Answering "What are your salary expectations?" well comes down to a few habits: research a realistic market range before the interview, offer a justified range early and a firm number later, frame everything around total compensation, and remember you are opening a negotiation rather than closing one. Do that, and you protect both your offer and your reputation as a candidate who knows their worth.

Frequently Asked Questions

Should I give a salary range or a single number?
Early in the process, give a range tied to your research, with a bottom you would genuinely accept and a defensible top. Later, when the company asks you to commit, give a specific number near the top of that range. A range early keeps room to negotiate; a number later shows decisiveness.

What if I don't know the market rate for the role?
Spend 30 minutes on salary aggregators (Glassdoor, Levels.fyi, Payscale, LinkedIn Salary), check the job posting, and ask anyone in your network with a similar role. Cross-reference the sources and adjust for location, company size, and your experience. In regions with pay-transparency laws, the posted range gives you a head start.

Can I ask the interviewer for their budget first?
Yes. Asking "Is there a budgeted range for this role?" is standard and often expected, especially early on. In many United States states and across parts of Europe, transparency laws mean employers must share the range when asked. If they insist you answer first, give your researched range.

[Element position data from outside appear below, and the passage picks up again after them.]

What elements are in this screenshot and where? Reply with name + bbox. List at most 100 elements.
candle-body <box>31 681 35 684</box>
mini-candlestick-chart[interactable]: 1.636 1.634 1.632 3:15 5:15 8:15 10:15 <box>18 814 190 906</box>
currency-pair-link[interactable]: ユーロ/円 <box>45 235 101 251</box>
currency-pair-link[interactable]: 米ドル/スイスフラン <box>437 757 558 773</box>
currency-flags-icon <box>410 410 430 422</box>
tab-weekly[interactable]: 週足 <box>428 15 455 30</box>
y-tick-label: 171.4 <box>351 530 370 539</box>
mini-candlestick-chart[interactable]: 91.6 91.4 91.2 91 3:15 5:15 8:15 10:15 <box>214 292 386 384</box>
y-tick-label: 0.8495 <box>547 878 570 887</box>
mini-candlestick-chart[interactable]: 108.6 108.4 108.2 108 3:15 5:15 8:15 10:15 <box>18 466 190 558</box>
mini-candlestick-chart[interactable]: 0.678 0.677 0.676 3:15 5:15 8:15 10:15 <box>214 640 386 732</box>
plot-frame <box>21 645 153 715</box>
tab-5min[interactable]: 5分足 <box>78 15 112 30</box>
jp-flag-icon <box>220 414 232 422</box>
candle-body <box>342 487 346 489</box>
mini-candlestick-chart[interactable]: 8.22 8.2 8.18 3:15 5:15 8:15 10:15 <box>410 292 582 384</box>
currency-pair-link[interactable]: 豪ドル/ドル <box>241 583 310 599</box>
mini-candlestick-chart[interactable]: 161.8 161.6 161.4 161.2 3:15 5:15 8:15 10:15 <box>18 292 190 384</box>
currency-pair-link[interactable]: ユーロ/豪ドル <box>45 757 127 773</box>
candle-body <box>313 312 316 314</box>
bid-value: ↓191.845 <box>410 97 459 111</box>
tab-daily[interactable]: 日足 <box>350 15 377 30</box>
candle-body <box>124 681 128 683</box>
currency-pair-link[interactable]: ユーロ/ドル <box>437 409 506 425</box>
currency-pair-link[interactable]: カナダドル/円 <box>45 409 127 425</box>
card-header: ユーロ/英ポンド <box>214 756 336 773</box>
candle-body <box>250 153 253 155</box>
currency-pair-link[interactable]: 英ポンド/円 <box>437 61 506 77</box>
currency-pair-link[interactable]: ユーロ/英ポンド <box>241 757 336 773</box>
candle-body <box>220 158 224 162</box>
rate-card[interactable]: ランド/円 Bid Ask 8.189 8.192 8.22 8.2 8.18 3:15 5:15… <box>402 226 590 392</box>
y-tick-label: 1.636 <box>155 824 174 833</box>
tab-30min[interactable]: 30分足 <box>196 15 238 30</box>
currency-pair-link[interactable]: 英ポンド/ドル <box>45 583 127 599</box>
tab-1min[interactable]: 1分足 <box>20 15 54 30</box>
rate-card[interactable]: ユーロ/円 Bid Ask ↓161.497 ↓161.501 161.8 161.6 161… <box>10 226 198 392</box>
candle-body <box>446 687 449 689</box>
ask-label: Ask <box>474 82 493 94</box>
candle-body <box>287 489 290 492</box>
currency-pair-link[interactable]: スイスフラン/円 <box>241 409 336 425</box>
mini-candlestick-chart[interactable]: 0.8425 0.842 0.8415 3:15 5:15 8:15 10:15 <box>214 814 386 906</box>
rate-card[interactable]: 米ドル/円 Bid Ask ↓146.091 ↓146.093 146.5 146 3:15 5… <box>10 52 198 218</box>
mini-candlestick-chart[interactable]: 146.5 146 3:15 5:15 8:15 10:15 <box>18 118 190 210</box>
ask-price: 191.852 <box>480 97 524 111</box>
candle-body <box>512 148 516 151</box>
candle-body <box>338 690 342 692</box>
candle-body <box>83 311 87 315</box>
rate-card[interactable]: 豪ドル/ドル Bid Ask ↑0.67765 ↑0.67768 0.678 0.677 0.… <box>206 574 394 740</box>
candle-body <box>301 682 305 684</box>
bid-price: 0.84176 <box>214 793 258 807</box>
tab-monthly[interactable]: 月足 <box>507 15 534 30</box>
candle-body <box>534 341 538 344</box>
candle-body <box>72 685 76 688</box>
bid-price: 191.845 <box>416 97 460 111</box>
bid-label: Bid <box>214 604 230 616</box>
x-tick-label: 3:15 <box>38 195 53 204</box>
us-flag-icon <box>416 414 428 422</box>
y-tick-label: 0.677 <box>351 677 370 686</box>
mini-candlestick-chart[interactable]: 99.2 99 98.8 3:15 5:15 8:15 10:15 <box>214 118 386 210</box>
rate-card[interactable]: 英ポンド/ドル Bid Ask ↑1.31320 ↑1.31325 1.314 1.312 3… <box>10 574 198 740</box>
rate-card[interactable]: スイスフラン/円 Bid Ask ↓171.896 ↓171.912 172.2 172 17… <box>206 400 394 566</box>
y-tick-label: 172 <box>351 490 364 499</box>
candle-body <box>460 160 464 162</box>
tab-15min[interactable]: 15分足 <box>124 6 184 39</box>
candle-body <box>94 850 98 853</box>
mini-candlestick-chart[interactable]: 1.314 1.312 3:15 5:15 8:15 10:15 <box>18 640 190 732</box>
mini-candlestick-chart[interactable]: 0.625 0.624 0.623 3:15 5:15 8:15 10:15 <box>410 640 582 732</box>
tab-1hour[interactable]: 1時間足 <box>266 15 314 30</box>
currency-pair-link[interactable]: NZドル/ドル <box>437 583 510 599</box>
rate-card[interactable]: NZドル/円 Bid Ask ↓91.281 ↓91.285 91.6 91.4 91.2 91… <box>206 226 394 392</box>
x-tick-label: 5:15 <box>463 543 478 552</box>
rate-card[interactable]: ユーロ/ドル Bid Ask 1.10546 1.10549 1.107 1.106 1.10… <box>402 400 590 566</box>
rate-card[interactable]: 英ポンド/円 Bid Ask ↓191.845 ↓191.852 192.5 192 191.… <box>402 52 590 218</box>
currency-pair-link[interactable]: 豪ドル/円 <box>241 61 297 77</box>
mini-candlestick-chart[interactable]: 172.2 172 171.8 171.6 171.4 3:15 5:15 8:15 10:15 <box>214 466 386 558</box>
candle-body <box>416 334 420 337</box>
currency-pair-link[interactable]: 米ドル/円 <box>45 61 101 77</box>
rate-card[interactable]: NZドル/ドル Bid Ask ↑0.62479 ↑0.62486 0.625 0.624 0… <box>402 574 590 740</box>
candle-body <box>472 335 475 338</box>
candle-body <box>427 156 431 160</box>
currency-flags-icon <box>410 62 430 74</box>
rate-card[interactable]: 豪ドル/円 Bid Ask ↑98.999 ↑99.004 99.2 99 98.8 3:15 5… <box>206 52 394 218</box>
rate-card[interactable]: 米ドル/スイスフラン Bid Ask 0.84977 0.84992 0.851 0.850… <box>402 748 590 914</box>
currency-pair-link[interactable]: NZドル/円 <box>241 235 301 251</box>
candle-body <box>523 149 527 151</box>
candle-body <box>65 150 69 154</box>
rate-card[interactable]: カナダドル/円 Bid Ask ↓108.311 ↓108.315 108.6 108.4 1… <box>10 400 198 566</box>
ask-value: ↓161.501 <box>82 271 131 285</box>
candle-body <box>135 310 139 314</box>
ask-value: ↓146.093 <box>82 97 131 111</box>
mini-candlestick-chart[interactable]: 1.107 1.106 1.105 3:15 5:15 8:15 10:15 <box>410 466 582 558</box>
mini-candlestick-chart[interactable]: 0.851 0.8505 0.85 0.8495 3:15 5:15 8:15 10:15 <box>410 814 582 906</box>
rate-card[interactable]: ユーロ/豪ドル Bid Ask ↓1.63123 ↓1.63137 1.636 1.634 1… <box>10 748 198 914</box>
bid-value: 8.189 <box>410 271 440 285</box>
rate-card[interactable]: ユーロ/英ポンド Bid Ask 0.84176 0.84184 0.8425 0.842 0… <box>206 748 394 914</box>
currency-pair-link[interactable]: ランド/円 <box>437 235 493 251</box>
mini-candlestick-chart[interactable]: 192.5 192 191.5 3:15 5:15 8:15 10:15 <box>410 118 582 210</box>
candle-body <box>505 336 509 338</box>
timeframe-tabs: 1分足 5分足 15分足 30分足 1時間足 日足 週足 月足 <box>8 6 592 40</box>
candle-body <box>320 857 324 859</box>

What salary expectations should I give with no experience?
Anchor to the entry-level market rate for that specific role and location rather than to what you personally need. State a modest range you would accept, and emphasize that you are prioritizing growth and the right team. That keeps you credible without pricing yourself out.

Will naming a high number get me rejected?
A number backed by research rarely ends a conversation; an arbitrary one can. If your figure is above their band, a strong employer will usually counter rather than walk away. The bigger risk is naming a number so low that it caps your offer for years.

Is stating my expectations the same as negotiating?
No. Stating expectations is the opening move. The real negotiation happens once you have a written offer, when your leverage is highest. Keep your early number reasonable and save the harder push for the offer stage.